Getting back to this avocado Caprese salad recipe, there are two things I haven’t mentioned yet. First, its easy. Like, really, really easy. Sure, the glaze takes extra time to prepare and the layering can be finicky, but for the flavor punch it delivers, this is simple at its finest.
Second, hello buffalo mozzarella! I’ve always been a fresh mozzarella fan and have it in my fridge all summer long to throw it into salads, on pizza, pasta, sandwiches, or whatever I’m cooking up. Pairing with basil, tomato, and balsamic though, well that’s downright magical.
When we were in Amalfi, the mozzarella was out of this world. Its so creamy there and usually made fresh within the past 48 hours. A lot of restaurants offered a fancier version too, burrata. Oh my laaands people!
Right when you think you’ve died and gone to heaven with regular buffalo mozzarella, burrata is placed in front of you and your eyelids flutter from being in utter food ecstasy. The Kitchn posted an article on the difference between the two for anyone that is interested. If you’re not, skip past all of this and go straight to the recipe. I just get a little caught up talking about cheese… 🙂
- Heat vinegar and sugar in a small pan over medium heat, whisking to dissolve sugar.
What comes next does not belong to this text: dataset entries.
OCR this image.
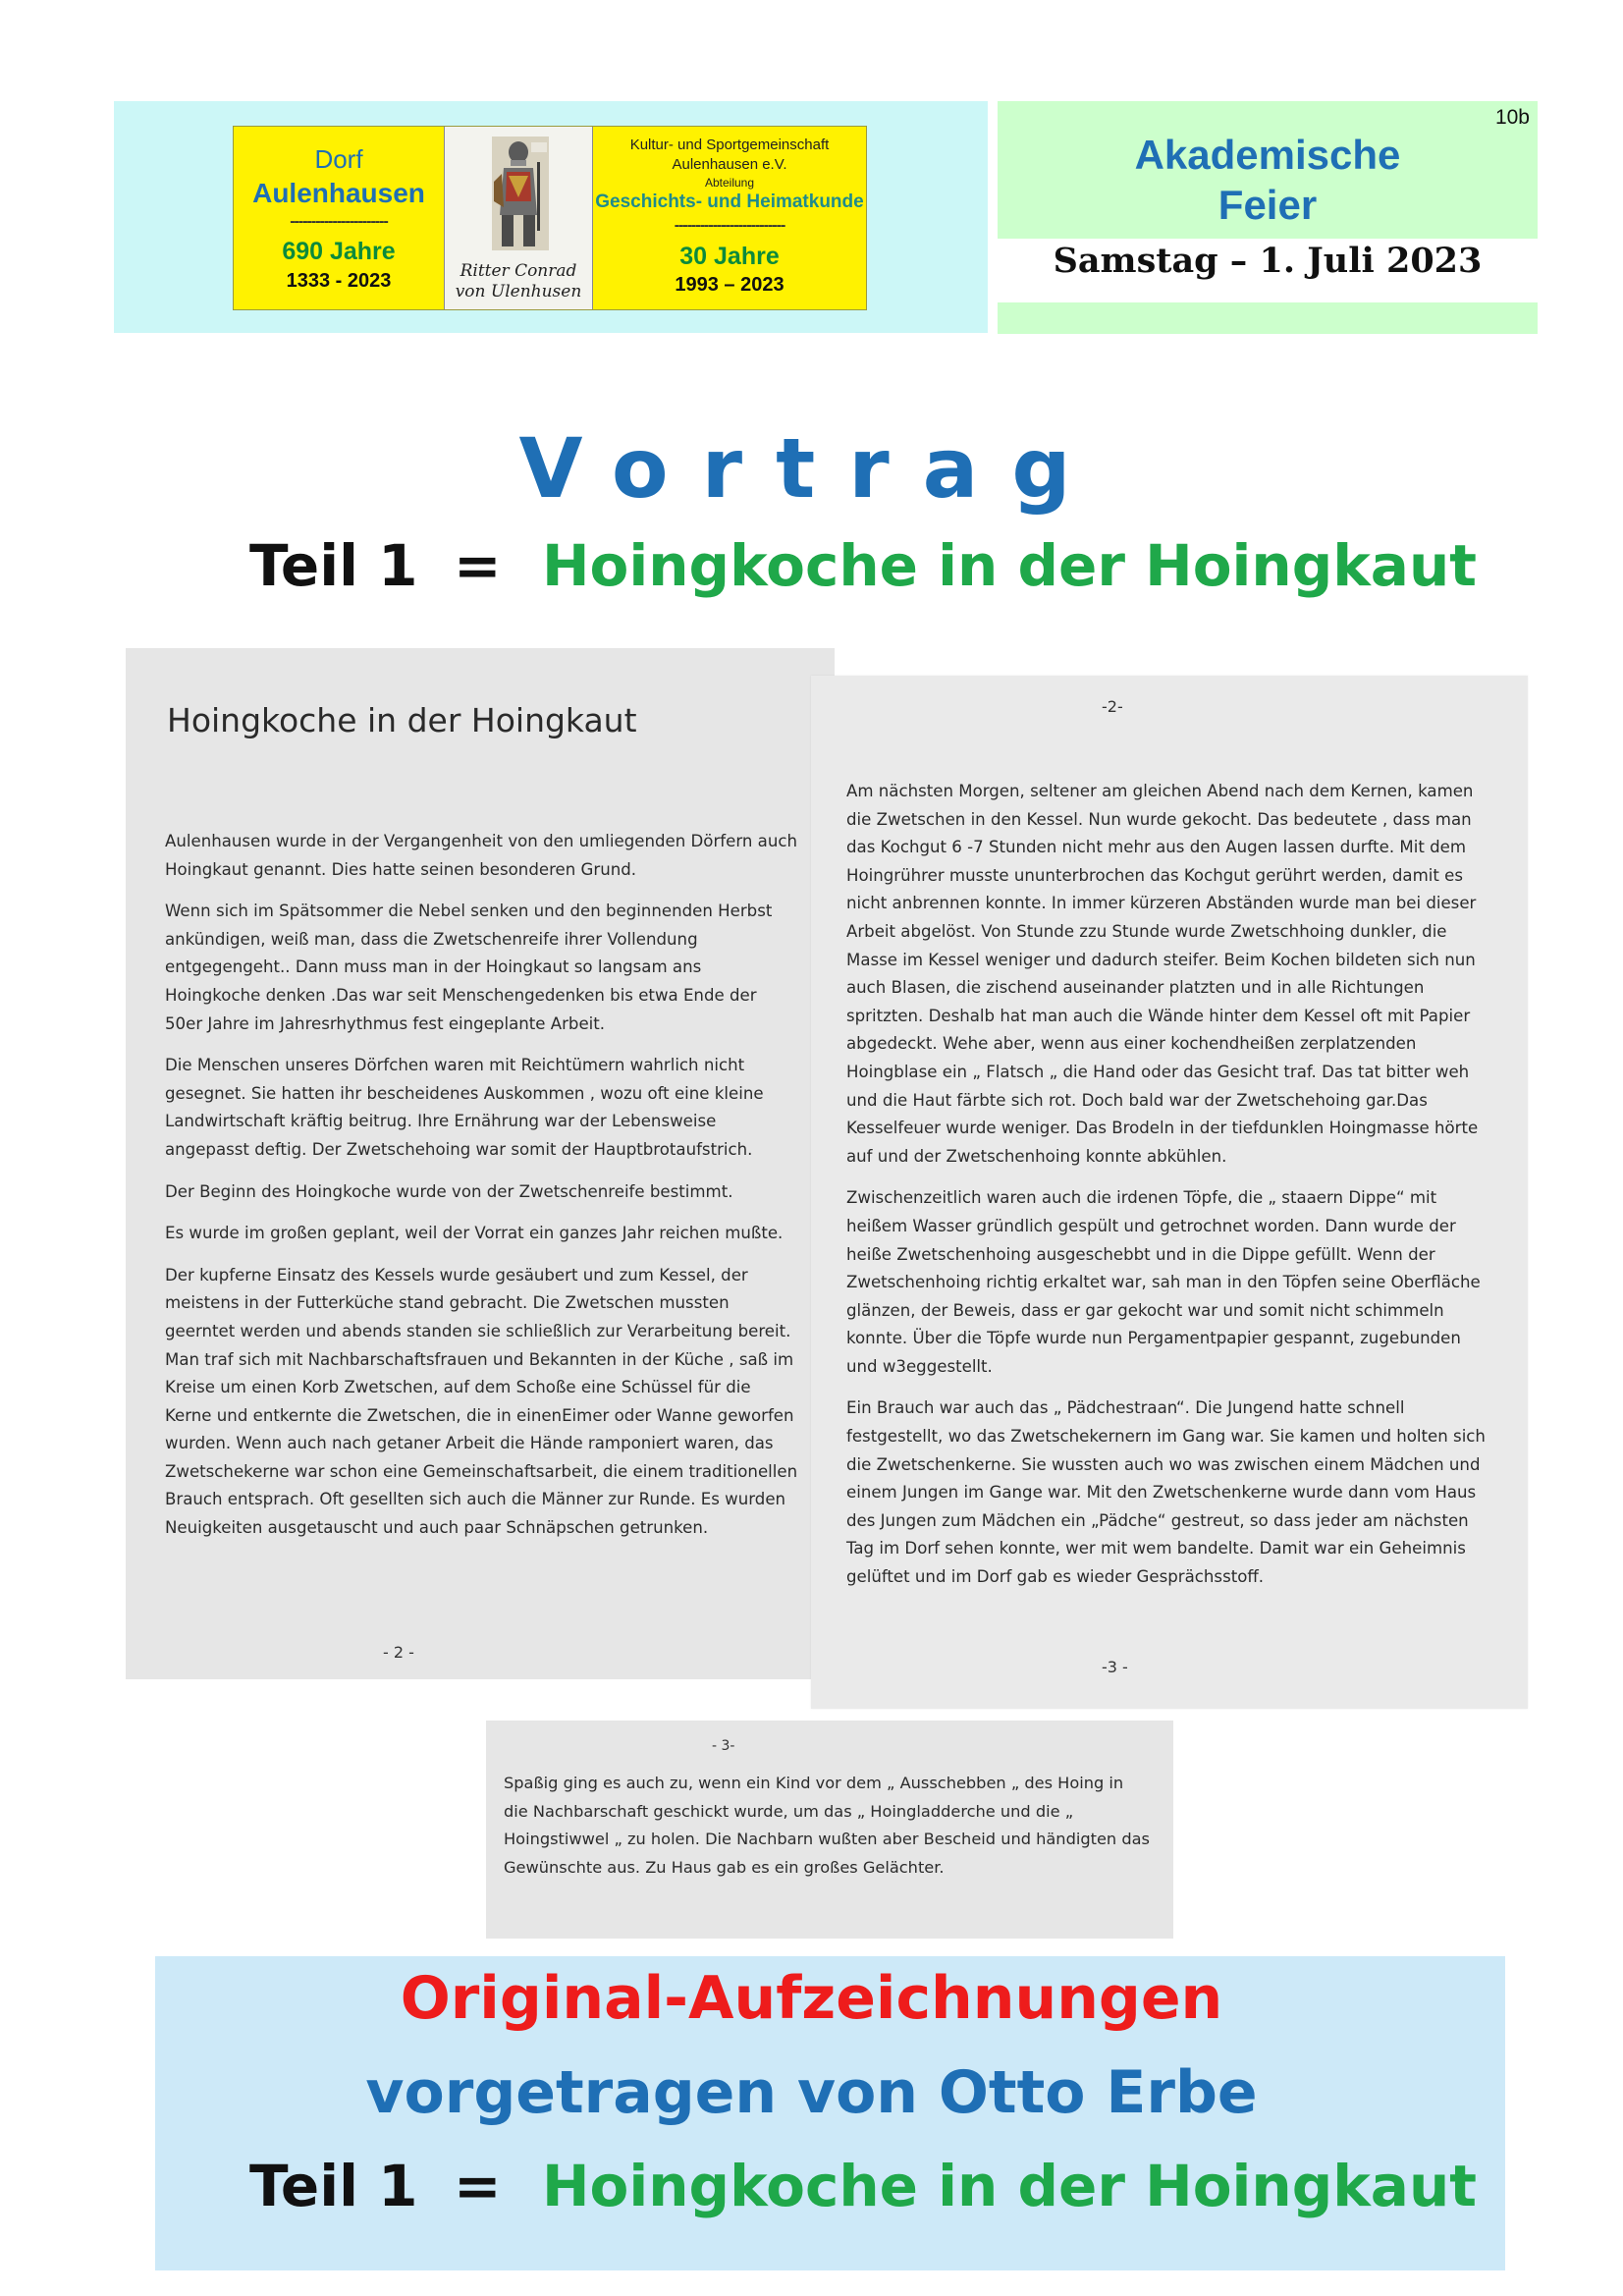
Dorf
Aulenhausen
-----------------------
690 Jahre
1333 - 2023	Ritter Conrad
von Ulenhusen
Kultur- und Sportgemeinschaft
Aulenhausen e.V.
Abteilung
Geschichts- und Heimatkunde
--------------------------
30 Jahre
1993 – 2023
10b
Akademische
Feier
Samstag – 1. Juli 2023
Vortrag
Teil 1 = Hoingkoche in der Hoingkaut
Hoingkoche in der Hoingkaut

Aulenhausen wurde in der Vergangenheit von den umliegenden Dörfern auch Hoingkaut genannt. Dies hatte seinen besonderen Grund.

Wenn sich im Spätsommer die Nebel senken und den beginnenden Herbst ankündigen, weiß man, dass die Zwetschenreife ihrer Vollendung entgegengeht.. Dann muss man in der Hoingkaut so langsam ans Hoingkoche denken .Das war seit Menschengedenken bis etwa Ende der 50er Jahre im Jahresrhythmus fest eingeplante Arbeit.

Die Menschen unseres Dörfchen waren mit Reichtümern wahrlich nicht gesegnet. Sie hatten ihr bescheidenes Auskommen , wozu oft eine kleine Landwirtschaft kräftig beitrug. Ihre Ernährung war der Lebensweise angepasst deftig. Der Zwetschehoing war somit der Hauptbrotaufstrich.

Der Beginn des Hoingkoche wurde von der Zwetschenreife bestimmt.

Es wurde im großen geplant, weil der Vorrat ein ganzes Jahr reichen mußte.

Der kupferne Einsatz des Kessels wurde gesäubert und zum Kessel, der meistens in der Futterküche stand gebracht. Die Zwetschen mussten geerntet werden und abends standen sie schließlich zur Verarbeitung bereit. Man traf sich mit Nachbarschaftsfrauen und Bekannten in der Küche , saß im Kreise um einen Korb Zwetschen, auf dem Schoße eine Schüssel für die Kerne und entkernte die Zwetschen, die in einenEimer oder Wanne geworfen wurden. Wenn auch nach getaner Arbeit die Hände ramponiert waren, das Zwetschekerne war schon eine Gemeinschaftsarbeit, die einem traditionellen Brauch entsprach. Oft gesellten sich auch die Männer zur Runde. Es wurden Neuigkeiten ausgetauscht und auch paar Schnäpschen getrunken.

- 2 -
-2-

Am nächsten Morgen, seltener am gleichen Abend nach dem Kernen, kamen die Zwetschen in den Kessel. Nun wurde gekocht. Das bedeutete , dass man das Kochgut 6 -7 Stunden nicht mehr aus den Augen lassen durfte. Mit dem Hoingrührer musste ununterbrochen das Kochgut gerührt werden, damit es nicht anbrennen konnte. In immer kürzeren Abständen wurde man bei dieser Arbeit abgelöst. Von Stunde zzu Stunde wurde Zwetschhoing dunkler, die Masse im Kessel weniger und dadurch steifer. Beim Kochen bildeten sich nun auch Blasen, die zischend auseinander platzten und in alle Richtungen spritzten. Deshalb hat man auch die Wände hinter dem Kessel oft mit Papier abgedeckt. Wehe aber, wenn aus einer kochendheißen zerplatzenden Hoingblase ein „ Flatsch „ die Hand oder das Gesicht traf. Das tat bitter weh und die Haut färbte sich rot. Doch bald war der Zwetschehoing gar.Das Kesselfeuer wurde weniger. Das Brodeln in der tiefdunklen Hoingmasse hörte auf und der Zwetschenhoing konnte abkühlen.

Zwischenzeitlich waren auch die irdenen Töpfe, die „ staaern Dippe“ mit heißem Wasser gründlich gespült und getrochnet worden. Dann wurde der heiße Zwetschenhoing ausgeschebbt und in die Dippe gefüllt. Wenn der Zwetschenhoing richtig erkaltet war, sah man in den Töpfen seine Oberfläche glänzen, der Beweis, dass er gar gekocht war und somit nicht schimmeln konnte. Über die Töpfe wurde nun Pergamentpapier gespannt, zugebunden und w3eggestellt.

Ein Brauch war auch das „ Pädchestraan“. Die Jungend hatte schnell festgestellt, wo das Zwetschekernern im Gang war. Sie kamen und holten sich die Zwetschenkerne. Sie wussten auch wo was zwischen einem Mädchen und einem Jungen im Gange war. Mit den Zwetschenkerne wurde dann vom Haus des Jungen zum Mädchen ein „Pädche“ gestreut, so dass jeder am nächsten Tag im Dorf sehen konnte, wer mit wem bandelte. Damit war ein Geheimnis gelüftet und im Dorf gab es wieder Gesprächsstoff.

-3 -
- 3-

Spaßig ging es auch zu, wenn ein Kind vor dem „ Ausschebben „ des Hoing in die Nachbarschaft geschickt wurde, um das „ Hoingladderche und die „ Hoingstiwwel „ zu holen. Die Nachbarn wußten aber Bescheid und händigten das Gewünschte aus. Zu Haus gab es ein großes Gelächter.

Original-Aufzeichnungen
vorgetragen von Otto Erbe
Teil 1 = Hoingkoche in der Hoingkaut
- Bring to a simmer, then reduce heat to low.
- Let simmer, stirring occasionally until vinegar has reduced and sauce coats a spoon when dipped into it (about 15 minutes). Remove from stovetop and let cool for 1 minute, but not longer (sauce thickens as it cools).
- While vinegar is cooking down, prepare salad by layering a slice of tomato, a basil leaf, a slice of mozzarella, and then a slice of avocado on a round plate, starting at the outer most portion of the plate.
- Repeat, overlapping each layer until plate is full and you are out of ingredients.
- Drizzle olive oil over salad. Follow with balsamic glaze. Sprinkle oregano and salt and pepper to taste. Serve immediately.